Michael “Misha” was a young boy when the Germans invade his hometown of Prague in March, 1939. Soon, Misha and his family are relegated to a ghetto.
Life continues to be more and more difficult as they are making less money, food becomes scarcer, and Misha is no longer allowed to go to school.
When the SS show up at the family’s door one day and ask Misha’s father to come with them, he does, without every kissing his family members good bye. The family never sees him alive again. Later, his body is returned to them for burial.
Misha’s story is one of delay–delays that save his and his mother and sister’s lives. His family, thanks to his father’s influence, even after he dies, is one of the last to leave the Prague ghetto, in late 1942. Misha’s excited to leave because he thinks conditions can’t be any worse than they are in Prague.
The family arrives in Terazin, a concentration camp only an hour from Prague. While this IS a concentration camp, it serves as a holding tank, so to speak, before the Jewish people are transported to Auschwitz. Many people, like Misha, remain their for years. I had heard of Terazin before, but I did not know it was for this purpose. After I finished this book, I read an interesting article about Terazin and its purpose in the cog of concentration camps.
Once there, Misha is separated from his mother and lives with boys his age and a young man, Franta, who manages the 80 boys in his care. While in Terazin, Misha is able to study and play sports.
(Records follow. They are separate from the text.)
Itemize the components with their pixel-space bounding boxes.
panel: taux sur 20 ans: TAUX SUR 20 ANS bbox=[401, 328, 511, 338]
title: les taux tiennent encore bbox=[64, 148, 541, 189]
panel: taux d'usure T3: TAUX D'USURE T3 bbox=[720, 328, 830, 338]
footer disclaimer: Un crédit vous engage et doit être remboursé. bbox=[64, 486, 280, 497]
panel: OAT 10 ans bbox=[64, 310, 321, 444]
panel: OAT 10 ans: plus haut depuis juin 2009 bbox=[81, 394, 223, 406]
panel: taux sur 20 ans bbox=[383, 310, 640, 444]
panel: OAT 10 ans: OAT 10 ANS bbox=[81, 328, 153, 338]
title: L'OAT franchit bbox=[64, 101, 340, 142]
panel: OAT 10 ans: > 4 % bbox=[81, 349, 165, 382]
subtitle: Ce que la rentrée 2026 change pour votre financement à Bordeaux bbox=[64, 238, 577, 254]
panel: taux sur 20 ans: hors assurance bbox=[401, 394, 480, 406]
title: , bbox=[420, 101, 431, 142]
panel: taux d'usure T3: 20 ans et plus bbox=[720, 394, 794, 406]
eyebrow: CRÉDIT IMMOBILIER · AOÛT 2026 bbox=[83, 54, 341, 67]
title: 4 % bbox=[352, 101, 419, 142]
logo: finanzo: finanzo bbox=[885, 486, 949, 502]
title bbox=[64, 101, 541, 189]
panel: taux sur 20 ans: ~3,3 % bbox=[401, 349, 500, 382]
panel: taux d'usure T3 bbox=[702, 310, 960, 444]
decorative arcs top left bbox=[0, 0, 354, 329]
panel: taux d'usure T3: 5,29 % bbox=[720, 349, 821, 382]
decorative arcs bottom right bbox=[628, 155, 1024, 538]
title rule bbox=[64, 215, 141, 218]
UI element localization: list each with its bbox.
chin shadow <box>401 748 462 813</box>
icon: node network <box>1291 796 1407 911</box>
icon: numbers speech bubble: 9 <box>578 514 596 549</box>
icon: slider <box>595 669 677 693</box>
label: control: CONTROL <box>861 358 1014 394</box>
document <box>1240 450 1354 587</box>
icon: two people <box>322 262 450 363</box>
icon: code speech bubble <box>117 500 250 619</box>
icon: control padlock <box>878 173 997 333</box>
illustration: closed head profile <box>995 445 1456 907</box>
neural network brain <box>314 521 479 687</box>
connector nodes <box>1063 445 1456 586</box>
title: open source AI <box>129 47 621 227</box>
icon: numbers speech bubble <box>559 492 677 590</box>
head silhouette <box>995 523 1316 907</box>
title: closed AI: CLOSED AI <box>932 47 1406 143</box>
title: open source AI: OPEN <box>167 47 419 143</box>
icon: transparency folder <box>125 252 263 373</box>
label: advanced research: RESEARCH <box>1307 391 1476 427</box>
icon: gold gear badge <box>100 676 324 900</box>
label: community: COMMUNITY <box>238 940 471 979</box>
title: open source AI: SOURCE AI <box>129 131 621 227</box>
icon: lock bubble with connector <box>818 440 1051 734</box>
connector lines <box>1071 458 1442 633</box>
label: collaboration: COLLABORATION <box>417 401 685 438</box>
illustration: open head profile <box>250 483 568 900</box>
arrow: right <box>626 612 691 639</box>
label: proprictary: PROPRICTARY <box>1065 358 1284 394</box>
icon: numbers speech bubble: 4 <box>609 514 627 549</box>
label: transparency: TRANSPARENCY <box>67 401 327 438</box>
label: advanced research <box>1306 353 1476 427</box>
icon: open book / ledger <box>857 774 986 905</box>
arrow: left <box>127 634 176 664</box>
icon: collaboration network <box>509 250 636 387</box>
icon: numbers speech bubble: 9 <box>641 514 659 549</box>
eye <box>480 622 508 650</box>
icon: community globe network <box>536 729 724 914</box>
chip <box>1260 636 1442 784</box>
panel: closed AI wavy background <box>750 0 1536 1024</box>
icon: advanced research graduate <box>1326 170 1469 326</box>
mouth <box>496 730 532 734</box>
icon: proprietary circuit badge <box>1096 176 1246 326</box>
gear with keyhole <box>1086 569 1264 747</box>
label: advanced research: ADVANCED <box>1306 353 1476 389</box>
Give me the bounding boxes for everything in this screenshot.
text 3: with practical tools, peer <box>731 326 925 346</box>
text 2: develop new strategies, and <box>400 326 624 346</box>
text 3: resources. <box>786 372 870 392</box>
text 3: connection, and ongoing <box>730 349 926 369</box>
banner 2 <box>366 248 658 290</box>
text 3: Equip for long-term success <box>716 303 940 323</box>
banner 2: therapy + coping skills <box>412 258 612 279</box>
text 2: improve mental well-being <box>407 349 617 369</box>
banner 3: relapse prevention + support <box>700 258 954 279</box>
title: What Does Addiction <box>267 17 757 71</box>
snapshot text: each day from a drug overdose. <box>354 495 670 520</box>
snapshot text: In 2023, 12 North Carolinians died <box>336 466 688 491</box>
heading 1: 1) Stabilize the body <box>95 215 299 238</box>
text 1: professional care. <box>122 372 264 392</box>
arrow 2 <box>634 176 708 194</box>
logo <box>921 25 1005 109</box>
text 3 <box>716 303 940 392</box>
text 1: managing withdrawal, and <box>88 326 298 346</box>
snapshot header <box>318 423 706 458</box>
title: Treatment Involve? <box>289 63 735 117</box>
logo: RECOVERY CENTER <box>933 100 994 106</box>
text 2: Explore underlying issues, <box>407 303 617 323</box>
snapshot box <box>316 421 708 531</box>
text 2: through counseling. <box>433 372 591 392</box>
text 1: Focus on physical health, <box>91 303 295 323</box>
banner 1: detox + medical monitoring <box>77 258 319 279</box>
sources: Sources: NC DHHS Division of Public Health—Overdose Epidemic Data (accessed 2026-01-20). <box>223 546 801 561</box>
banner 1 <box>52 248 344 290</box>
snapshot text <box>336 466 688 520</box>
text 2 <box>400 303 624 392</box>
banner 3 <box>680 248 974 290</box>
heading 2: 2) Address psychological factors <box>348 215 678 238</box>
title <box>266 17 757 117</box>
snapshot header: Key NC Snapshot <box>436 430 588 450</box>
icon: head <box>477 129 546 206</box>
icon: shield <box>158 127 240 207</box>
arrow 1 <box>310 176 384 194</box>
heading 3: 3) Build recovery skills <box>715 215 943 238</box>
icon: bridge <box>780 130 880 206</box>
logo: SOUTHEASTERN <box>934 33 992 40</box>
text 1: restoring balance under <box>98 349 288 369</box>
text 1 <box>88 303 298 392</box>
The SS, especially in the beginning, are very rarely spotted at the camp.
However, as the years go on, there are more and more deportations to “the East.” Those who remain in Terazin suspect that conditions in the East are much worse than they are in Terazin, but they have no idea until near the end of the war when a train arrives filled with concentration camp victims who are bald and walking skeletons.
Ultimately, Misha’s mother’s skill and quick thinking saves the family’s lives so Misha, in his 80s, can finally tell this story.
Overall, I liked the story, but I felt that the middle got bogged down with too many details about the sports and tournaments Misha competed in at the camp. I feel like the book could have been about 50 to 100 pages shorter without so much of the sports information in the story.
I give this book 4 out of 5 stars on the Mom’s Plans’ scale.